Aujourd’hui Flamands et Wallons veulent-ils continuer à travailler l’art et la culture ensemble, selon toi ?
Il y en a qui nous suggère de ne plus le faire ! C’est un non-sens. Ce n’est certes pas un impératif, mais ce n’est pas non plus impossible. En France on baptise cela « réflexe identitaire ». La question reste de quelle manière le défendre et trouver des plateformes communes. En réalité, il existe une grande différence entre la culture et l’art. J’observe que l’on n’a jamais assez accordé de temps à expliquer les différences existant entre l’un et l’autre. Aujourd’hui, on ramasse les pots cassés, les débris. La culture a une certaine épaisseur, c’est aussi la langue, l’art c’est très spécifique. Ce qui s’est passé avec Charlie Hebdo est un bel exemple du manque de compréhension. L’affrontement n’est pas inscrit d’emblée dans notre culture, par contre dans l’art, l’expression artistique est possible. C’est ça que l’on n’a pas vu venir, nous n’étions pas préparés à subir un tel acte de violence. Je ne suis pas du côté de la culture, mais plutôt du côté de l’art. L’art ne doit pas s’isoler, il doit rester très ouvert. L’art a surestimé la notion que l’on en fait, il est associé à la fête, aux moments festifs où tout est possible. C’est comme un carnaval mais c’est un mot un peu péjoratif alors j’hésite à l’utiliser.
Mais qu’est-ce que le carnaval, si ce n’est un moment où on met les masques et où l’on dit à l’autre, c’est le même contrat. La phrase « Rien n’est basé sur des choses vraies » c’est un contrat entre le lecteur et l’écrivain, cela veut dire « je peux exagérer, je peux suggérer des fantasmes, je peux même mentir, tu vas le remarquer, mais tu ne me le reprocheras pas. » Quand je sors du rôle carnavalesque, le contrat est rompu.
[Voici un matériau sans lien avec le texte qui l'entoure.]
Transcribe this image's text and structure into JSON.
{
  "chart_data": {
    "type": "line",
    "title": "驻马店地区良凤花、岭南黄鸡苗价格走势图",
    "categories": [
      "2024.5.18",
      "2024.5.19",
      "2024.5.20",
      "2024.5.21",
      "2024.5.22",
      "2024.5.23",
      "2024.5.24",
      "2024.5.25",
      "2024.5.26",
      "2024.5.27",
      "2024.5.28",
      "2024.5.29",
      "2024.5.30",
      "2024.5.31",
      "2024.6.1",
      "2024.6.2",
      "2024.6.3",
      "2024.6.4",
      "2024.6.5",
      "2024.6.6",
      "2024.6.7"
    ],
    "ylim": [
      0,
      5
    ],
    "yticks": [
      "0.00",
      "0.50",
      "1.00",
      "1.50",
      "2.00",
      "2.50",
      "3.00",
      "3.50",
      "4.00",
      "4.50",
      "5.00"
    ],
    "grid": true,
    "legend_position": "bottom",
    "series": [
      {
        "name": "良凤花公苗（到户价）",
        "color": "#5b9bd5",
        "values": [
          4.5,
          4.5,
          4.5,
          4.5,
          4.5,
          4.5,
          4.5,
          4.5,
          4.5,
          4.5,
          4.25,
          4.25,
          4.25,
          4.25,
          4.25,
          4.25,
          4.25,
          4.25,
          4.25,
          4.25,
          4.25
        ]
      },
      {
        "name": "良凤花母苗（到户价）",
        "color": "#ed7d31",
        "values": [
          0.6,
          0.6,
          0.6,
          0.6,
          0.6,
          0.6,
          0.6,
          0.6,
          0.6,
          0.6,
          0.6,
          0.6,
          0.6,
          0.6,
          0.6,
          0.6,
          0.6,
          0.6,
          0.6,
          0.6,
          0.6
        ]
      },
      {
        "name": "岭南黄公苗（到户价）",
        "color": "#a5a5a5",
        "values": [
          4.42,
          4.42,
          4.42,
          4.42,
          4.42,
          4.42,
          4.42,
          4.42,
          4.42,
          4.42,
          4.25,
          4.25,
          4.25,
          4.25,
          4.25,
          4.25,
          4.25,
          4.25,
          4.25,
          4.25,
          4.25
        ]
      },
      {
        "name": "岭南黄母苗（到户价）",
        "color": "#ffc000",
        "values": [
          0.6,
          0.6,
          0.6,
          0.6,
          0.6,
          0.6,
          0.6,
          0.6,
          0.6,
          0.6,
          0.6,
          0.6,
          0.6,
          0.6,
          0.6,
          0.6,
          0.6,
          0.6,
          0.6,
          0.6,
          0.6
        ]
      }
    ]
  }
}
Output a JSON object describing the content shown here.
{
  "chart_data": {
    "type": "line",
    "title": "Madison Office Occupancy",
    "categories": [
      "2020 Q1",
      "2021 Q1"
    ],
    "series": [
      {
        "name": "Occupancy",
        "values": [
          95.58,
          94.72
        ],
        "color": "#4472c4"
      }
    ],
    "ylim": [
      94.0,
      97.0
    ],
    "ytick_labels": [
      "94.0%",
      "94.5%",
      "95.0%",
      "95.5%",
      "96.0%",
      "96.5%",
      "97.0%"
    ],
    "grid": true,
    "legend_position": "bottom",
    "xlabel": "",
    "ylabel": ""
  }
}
Dans l’art il y a toujours un contrat où l’on peut exprimer les choses même graves. L’attentat de Charlie hebdo n’a pas été vu sous l’angle de l’art par les meurtriers, mais sous celui de la culture. Pour eux leur culture est inviolable, la mettre à mal est blasphématoire.
Nous n’avons pas besoin de la langue pour communiquer, pour nous exprimer. Les problèmes entre les francophones et les néerlandophones ne se posent donc pas sur le plan artistique. C’est tellement normal de refuser de parler de culture lorsque nous sommes plongés au cœur d’un environnement artistique. Si on cherche toujours la culture dans l’art, on finit par le tuer. C’est très dangereux de se livrer à cet exercice. C’est précisément la position de la NVA, essayer de nous faire croire, que l’un a quelque chose à voir avec l’autre. Certes, l’art est lié à la culture mais il n’est pas compliqué pour l’art d’exclure complètement la culture. Dans la discipline artistique, si on mêle le discours à l’œuvre, qui est purement du ressort de la culture, on court au suicide. Il ne faut jamais l’accepter.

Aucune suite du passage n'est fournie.